Mavi vatan ne anlama gelir?
Mehmet Kaçar
Türkiye Cumhuriyeti’nin bekası, güvenliği, bölünmez bütünlüğü, refah ve huzuru üç tarafını çevreleyen masmavi denizlerin sularındaki haklarının korunmasına bağlıdır. Türkiye’nin güvenliği, Libya, Cezayir, Mısır, Rusya, Yunanistan ve diğer Ak Denize sınırı bulunan ülkelerin sınırlarından başlar. Eğer üç tarafımızı çevreleyen denizler, ülkemiz için güven vermiyor ve biz bu güvenliği sağlayamıyorsak, ülkemizin geleceği ve bağımsızlığı da tehlike arz eder. İşte bu ve benzeri sebeplerden dolayı, Türkiye deniz komşuları ile antlaşmalar yapmalı ve o ülkelerde Türkiye’nin geleceğine zarar verecek girişimleri bertaraf etmeli ve bertaraf edebilecek deniz gücüne sahip olmalıdır.
Eğer denizlerimizde, kendi milli menfaatlerimiz ve ülke savunmamızı sağlayacak güce ulaşamazsak, bu konuda en ufak bir zafiyet gösterirsek, ülke sınırlarımızı korumamız oldukça zorlaşır.
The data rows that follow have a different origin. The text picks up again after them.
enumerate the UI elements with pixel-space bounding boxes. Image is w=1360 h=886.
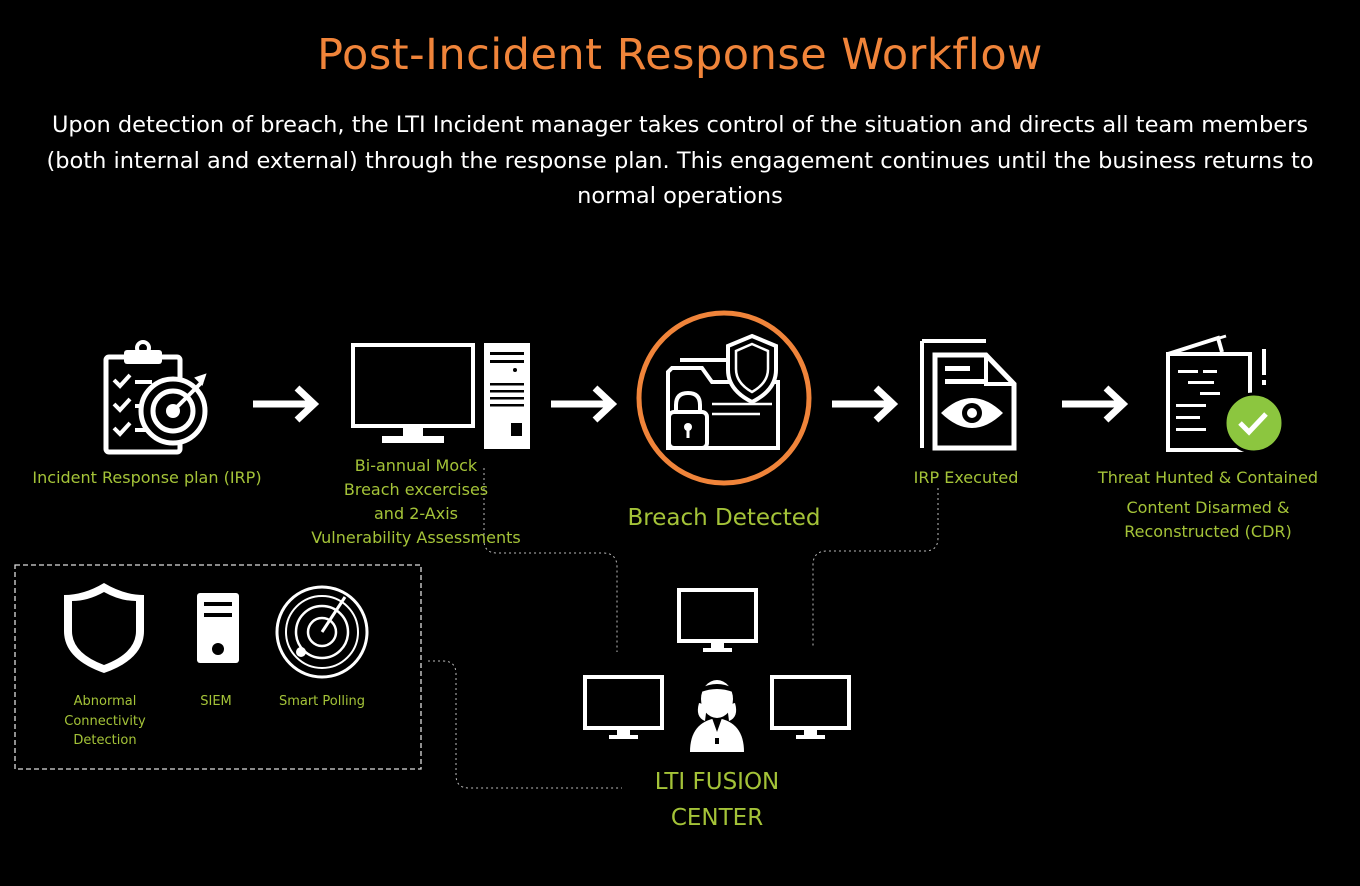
fusion-center-label-line-1: LTI FUSION bbox=[654, 769, 780, 795]
monitoring-box bbox=[14, 564, 422, 770]
connectors bbox=[428, 468, 939, 789]
clipboard-target-icon bbox=[103, 340, 208, 455]
breach-folder-lock-icon bbox=[636, 310, 812, 486]
arrow-right-icon-1 bbox=[253, 385, 320, 423]
siem-label: SIEM bbox=[200, 694, 232, 709]
monitor-icon-top bbox=[677, 588, 758, 652]
mock-label-line-2: Breach excercises bbox=[343, 480, 489, 499]
fusion-center-label-line-2: CENTER bbox=[670, 805, 764, 831]
monitor-icon-right bbox=[770, 675, 851, 739]
page-subtitle: Upon detection of breach, the LTI Incide… bbox=[46, 112, 1314, 209]
mock-label-line-4: Vulnerability Assessments bbox=[311, 528, 521, 547]
desktop-computer-icon bbox=[351, 343, 530, 449]
threat-hunted-label: Threat Hunted & Contained bbox=[1097, 468, 1319, 487]
abnormal-connectivity-label: Abnormal Connectivity Detection bbox=[40, 692, 170, 751]
document-check-icon bbox=[1166, 334, 1285, 454]
arrow-right-icon-3 bbox=[832, 385, 899, 423]
server-icon bbox=[197, 593, 239, 663]
smart-polling-label: Smart Polling bbox=[278, 694, 366, 709]
monitor-icon-left bbox=[583, 675, 664, 739]
mock-breach-label: Bi-annual Mock Breach excercises and 2-A… bbox=[290, 454, 542, 550]
document-eye-icon bbox=[920, 339, 1017, 451]
connector-mock-to-fusion bbox=[483, 468, 618, 652]
fusion-center-icon bbox=[583, 588, 851, 752]
cdr-label-line-1: Content Disarmed & bbox=[1126, 498, 1290, 517]
arrow-icons bbox=[253, 385, 1129, 423]
radar-icon bbox=[275, 585, 369, 679]
mock-label-line-1: Bi-annual Mock bbox=[354, 456, 478, 475]
abnormal-line-2: Connectivity bbox=[64, 713, 146, 729]
abnormal-line-3: Detection bbox=[73, 733, 137, 748]
cdr-label-line-2: Reconstructed (CDR) bbox=[1124, 522, 1292, 541]
connector-monitoring-to-fusion bbox=[428, 660, 622, 789]
shield-icon bbox=[64, 583, 144, 673]
mock-label-line-3: and 2-Axis bbox=[374, 504, 458, 523]
abnormal-line-1: Abnormal bbox=[73, 694, 137, 709]
irp-plan-label: Incident Response plan (IRP) bbox=[32, 468, 262, 487]
arrow-right-icon-2 bbox=[551, 385, 618, 423]
breach-detected-label: Breach Detected bbox=[627, 505, 821, 531]
person-icon bbox=[690, 680, 744, 752]
irp-executed-label: IRP Executed bbox=[913, 468, 1019, 487]
page-title: Post-Incident Response Workflow bbox=[317, 30, 1043, 80]
arrow-right-icon-4 bbox=[1062, 385, 1129, 423]
connector-irp-to-fusion bbox=[812, 488, 939, 648]
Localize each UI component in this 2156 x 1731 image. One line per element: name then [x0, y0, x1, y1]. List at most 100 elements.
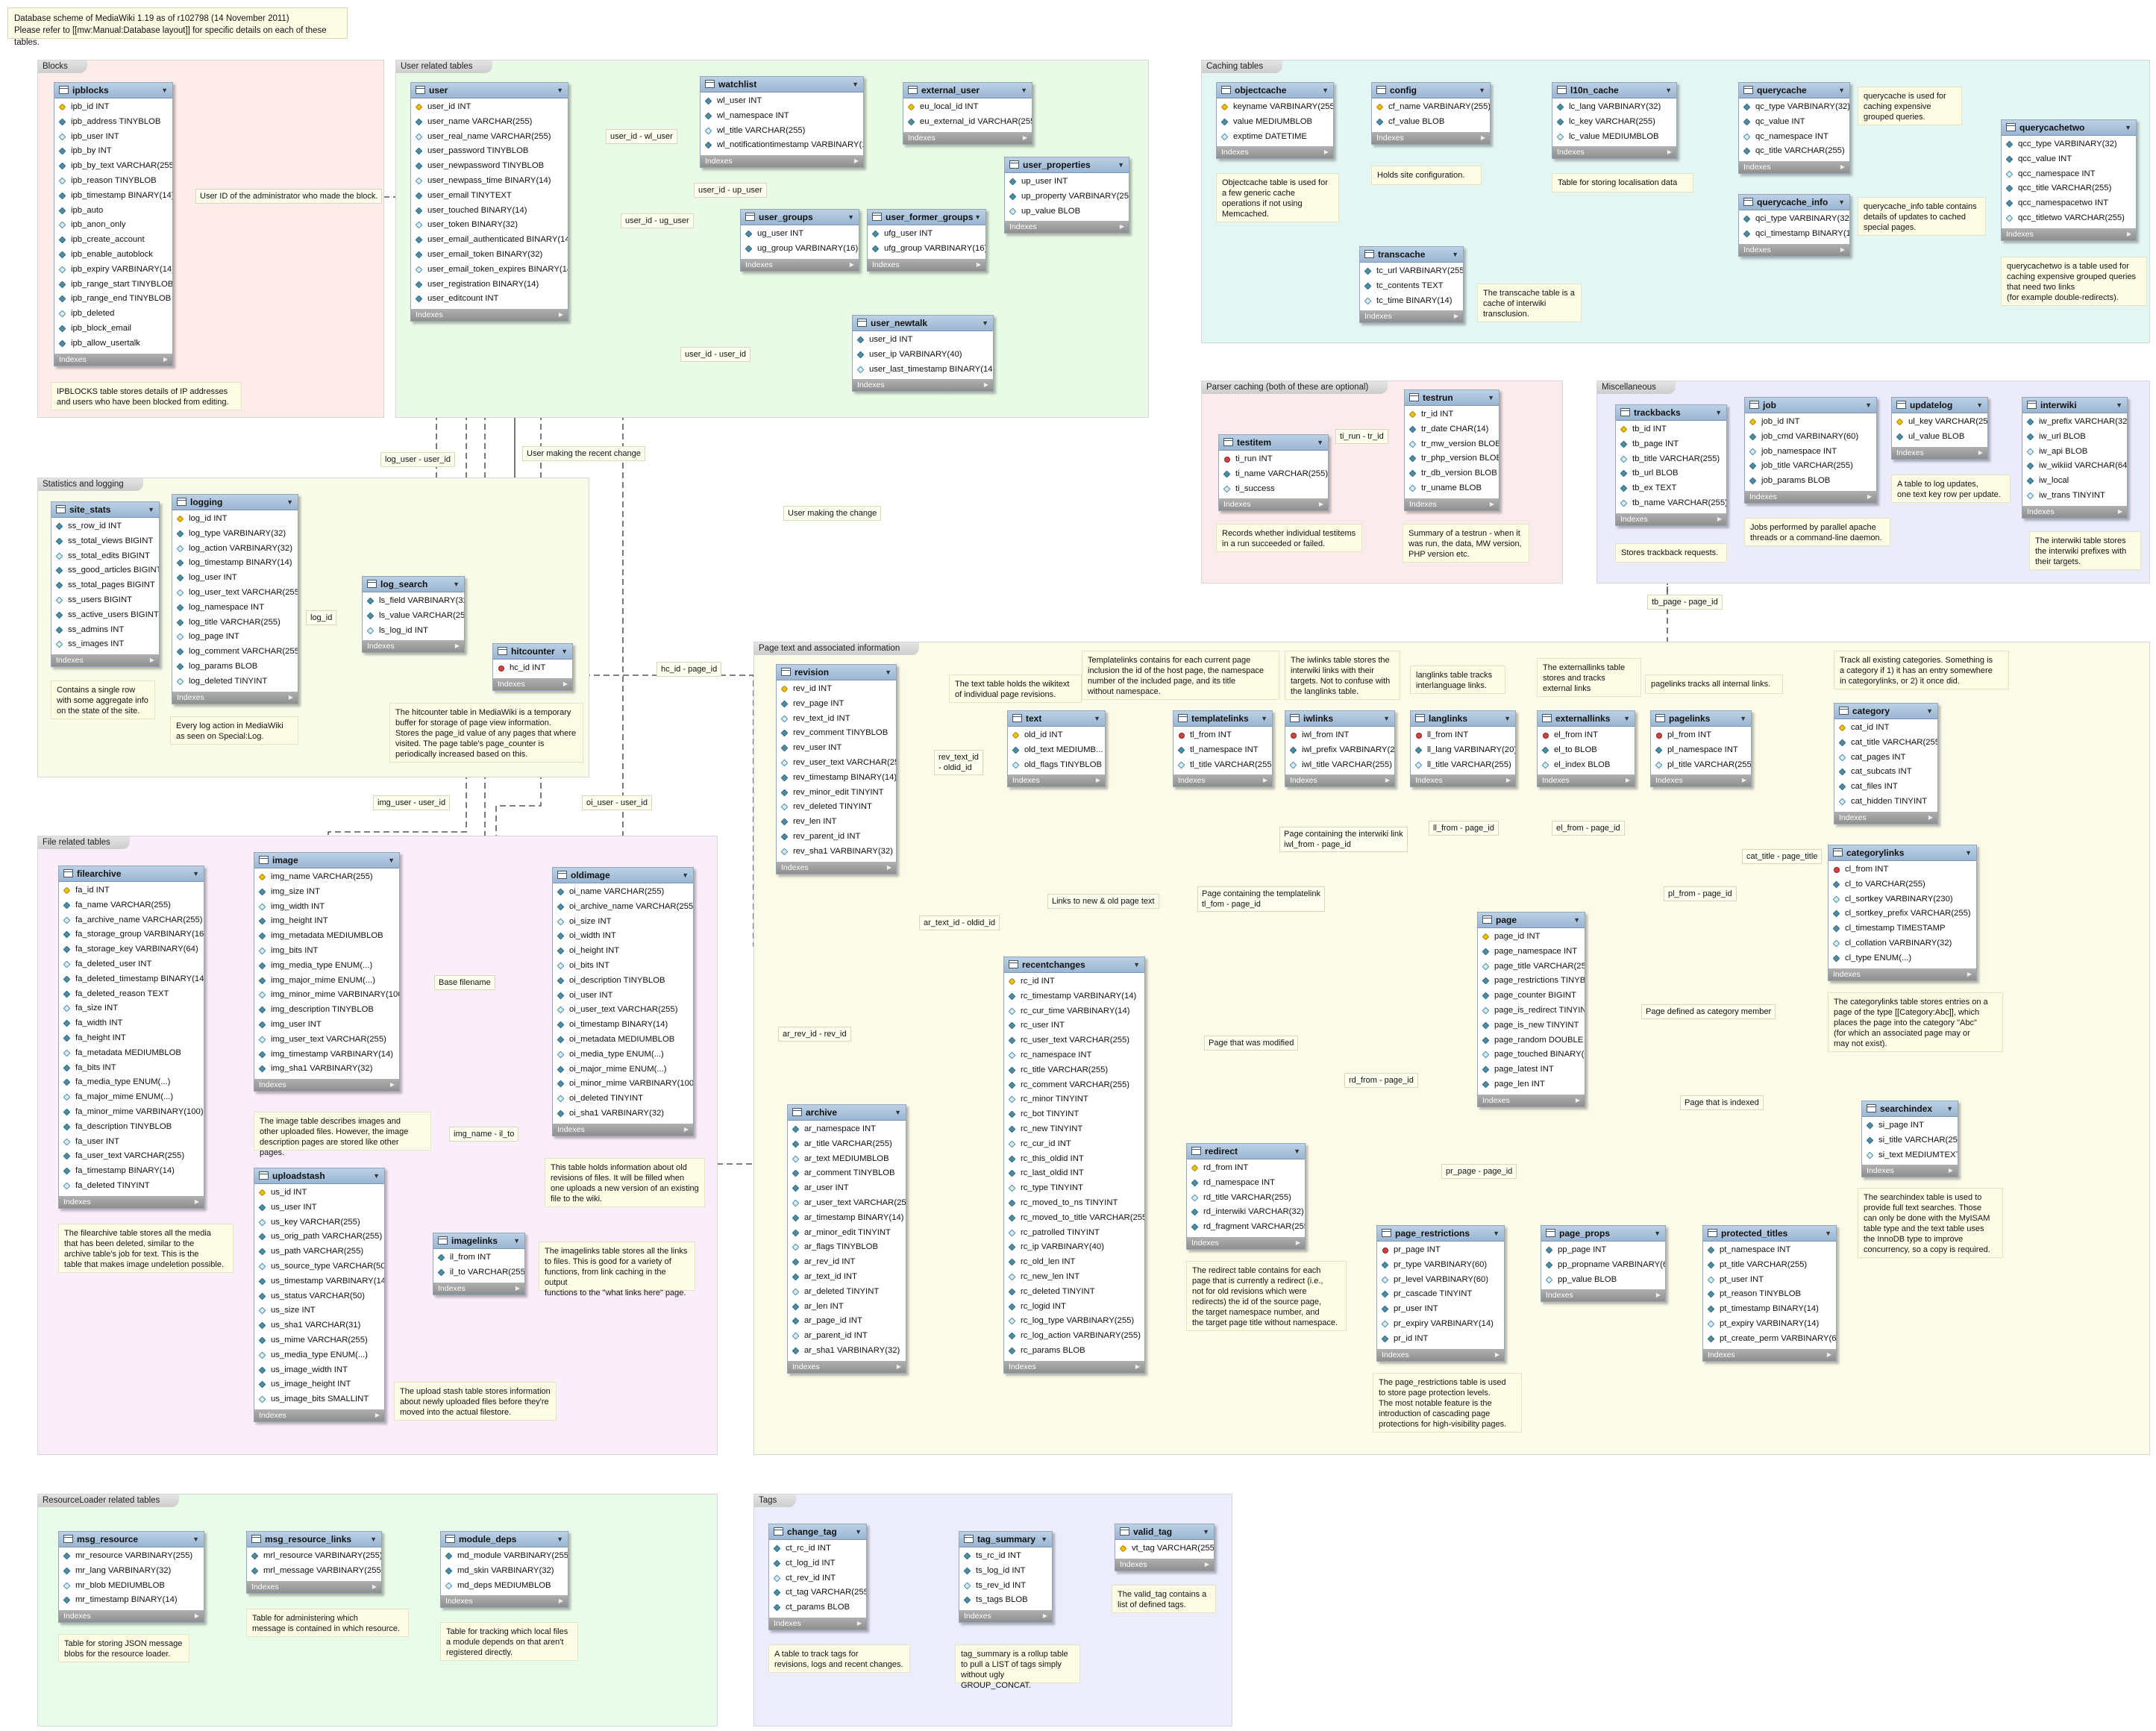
collapse-arrow-icon[interactable]: ▼: [1623, 715, 1630, 722]
collapse-arrow-icon[interactable]: ▼: [1488, 394, 1494, 401]
table-header[interactable]: page▼: [1478, 913, 1585, 928]
collapse-arrow-icon[interactable]: ▼: [1383, 715, 1390, 722]
collapse-arrow-icon[interactable]: ▼: [1294, 1148, 1300, 1155]
collapse-arrow-icon[interactable]: ▼: [682, 871, 689, 879]
table-header[interactable]: archive▼: [788, 1105, 906, 1121]
indexes-bar[interactable]: Indexes: [1217, 146, 1333, 159]
collapse-arrow-icon[interactable]: ▼: [557, 87, 563, 94]
collapse-arrow-icon[interactable]: ▼: [974, 213, 981, 221]
table-header[interactable]: pagelinks▼: [1651, 711, 1751, 727]
indexes-bar[interactable]: Indexes: [1739, 161, 1849, 174]
table-querycache[interactable]: querycache▼qc_type VARBINARY(32)qc_value…: [1738, 82, 1850, 175]
indexes-bar[interactable]: Indexes: [777, 861, 896, 874]
indexes-bar[interactable]: Indexes: [1651, 774, 1751, 787]
collapse-arrow-icon[interactable]: ▼: [852, 81, 859, 88]
table-header[interactable]: valid_tag▼: [1115, 1524, 1214, 1540]
indexes-bar[interactable]: Indexes: [54, 353, 172, 366]
collapse-arrow-icon[interactable]: ▼: [1493, 1230, 1500, 1237]
table-msg-resource-links[interactable]: msg_resource_links▼mrl_resource VARBINAR…: [246, 1531, 382, 1594]
table-header[interactable]: tag_summary▼: [959, 1532, 1052, 1547]
collapse-arrow-icon[interactable]: ▼: [1322, 87, 1329, 94]
table-module-deps[interactable]: module_deps▼md_module VARBINARY(255)md_s…: [440, 1531, 568, 1609]
table-header[interactable]: templatelinks▼: [1173, 711, 1272, 727]
table-header[interactable]: hitcounter▼: [493, 644, 572, 660]
table-header[interactable]: trackbacks▼: [1616, 405, 1726, 421]
table-querycachetwo[interactable]: querycachetwo▼qcc_type VARBINARY(32)qcc_…: [2001, 119, 2137, 241]
table-header[interactable]: transcache▼: [1360, 247, 1463, 263]
collapse-arrow-icon[interactable]: ▼: [1976, 401, 1983, 409]
indexes-bar[interactable]: Indexes: [959, 1610, 1052, 1623]
collapse-arrow-icon[interactable]: ▼: [1041, 1536, 1047, 1543]
table-querycache-info[interactable]: querycache_info▼qci_type VARBINARY(32)qc…: [1738, 194, 1850, 257]
table-header[interactable]: protected_titles▼: [1703, 1226, 1836, 1242]
table-header[interactable]: image▼: [254, 853, 399, 868]
table-header[interactable]: querycache_info▼: [1739, 195, 1849, 210]
collapse-arrow-icon[interactable]: ▼: [192, 1536, 199, 1543]
table-l10n-cache[interactable]: l10n_cache▼lc_lang VARBINARY(32)lc_key V…: [1552, 82, 1677, 160]
indexes-bar[interactable]: Indexes: [1173, 774, 1272, 787]
table-header[interactable]: page_restrictions▼: [1377, 1226, 1504, 1242]
indexes-bar[interactable]: Indexes: [1834, 811, 1937, 824]
indexes-bar[interactable]: Indexes: [1541, 1289, 1665, 1302]
indexes-bar[interactable]: Indexes: [1739, 243, 1849, 256]
table-header[interactable]: log_search▼: [363, 577, 464, 592]
collapse-arrow-icon[interactable]: ▼: [1825, 1230, 1831, 1237]
collapse-arrow-icon[interactable]: ▼: [1133, 961, 1140, 968]
indexes-bar[interactable]: Indexes: [1862, 1165, 1958, 1177]
table-header[interactable]: page_props▼: [1541, 1226, 1665, 1242]
table-header[interactable]: recentchanges▼: [1004, 957, 1144, 973]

Bunun için Türkiye, Kıbrıs ve Libya ile sınır anlaşmaları yaparak Ak Denizin mavi sularında kontrol sağlamayı başardı. Sırada ise diğer denize sınırı olan komşularımız var.
Osmanlı İmparatorluğu, yükselme dönemlerinde dünyanın en güçlü ve en hızlı deniz filosuna sahip olduğu için imparatorluk olabilmiş ve o dönemlerde dünyaya tek lider devlet olduğunu kabul Zira o dönemde, çok güçlü bir kara ordusu ve yine denizlere hâkim olabilmek için çok seri ve hızlı hareket kabiliyetine sahip deniz filosuna sahip olduğu için anında düşmanların tepesine binebiliyordu. Yine o yıllarda dünyada kara ve deniz orduları vardı ve hava kuvvetleri yeni yeni filizleniyordu.
Osmanlı deniz kuvvetleri sadece Avrupa’da değil, dünyada da ilk sıralarda yer aldığı dönemlerde yükselmiş ve süper güç haline gelmiştir. Bu sihirli gücünü kaybedip, havada da yeni bir güç oluşturamadığı dönemde de mağlubiyetler gelmiş, netice olarak ise sadece Anadolu’ya hapis edilmiştir.
Altıncı asırda Türklerin Akdeniz hâkimiyetini tescilleyen iki büyük deniz harbi vardır:
Bunlardan birisi Barbaros Hayrettin Paşa’nın tarihteki meşhur olan Preveze deniz harbidir. Bir diğeri de, en büyük Osmanlı denizcilerinden kaptan-ı derya(denizlerin kaptanı) Piyale Paşa’nın 1560 yılında 14 Mayıs Salı günü Avrupa’nın iki yüz gemilik Hıristiyan müttefikler donanmasına karşı Tunus’la Trablus arasına denk gelen Gebes körfezindeki Cebre adası önlerinde, yüz yirmi gemilik filodan ibaret Türk donanması ile kazandığı büyük zaferdir.
Bu parlak zaferi kazanan Piyale Paşa İstanbul’a dönünce şenliklerle karşılanmışsa da, o zamanın kanunlarına göre beylerbeylik payesinde kıdemi olmadığı için vezaret payesi ile taltif edilememiş, yalnız Kanuni’nin torunlarından Cevher hatun Sultan ile evlendirilerek gönlü alınmıştır.
Kâtip Çelebi bu önemli konuyu şöyle kayıt altına almıştır:
“Beğlerbeğlik payesi alalı iki yıl olmuştur, bu defa vezaret payesi verilir ise tez olmuş olup rütbe-i vezaret tedenni bulur diye Sultan Süleyman Han tecviz buyurmayıp reva görmediler, lâkin riayeti murad-ı hümayun vafir ihsan ve terakkiler ile tekvirden sonra şehzadeleri Sultan Selimm Han’ın Cevher Han nam duhterini kenduye tezviç buyurdular, beş sene sonra rütbe-i vezaret inayet olundu..” O zamanki telakkiye göre bir kumandan için zafer kazanmak en tabii vazife demektir ve bu vazifenin ifası da kanunun ihlâline sebep değildir.
Her halde Kanuni’nin büyüklüğü, kendisini kanunlardan küçük görmesinden gelmektedir. Selâmetle!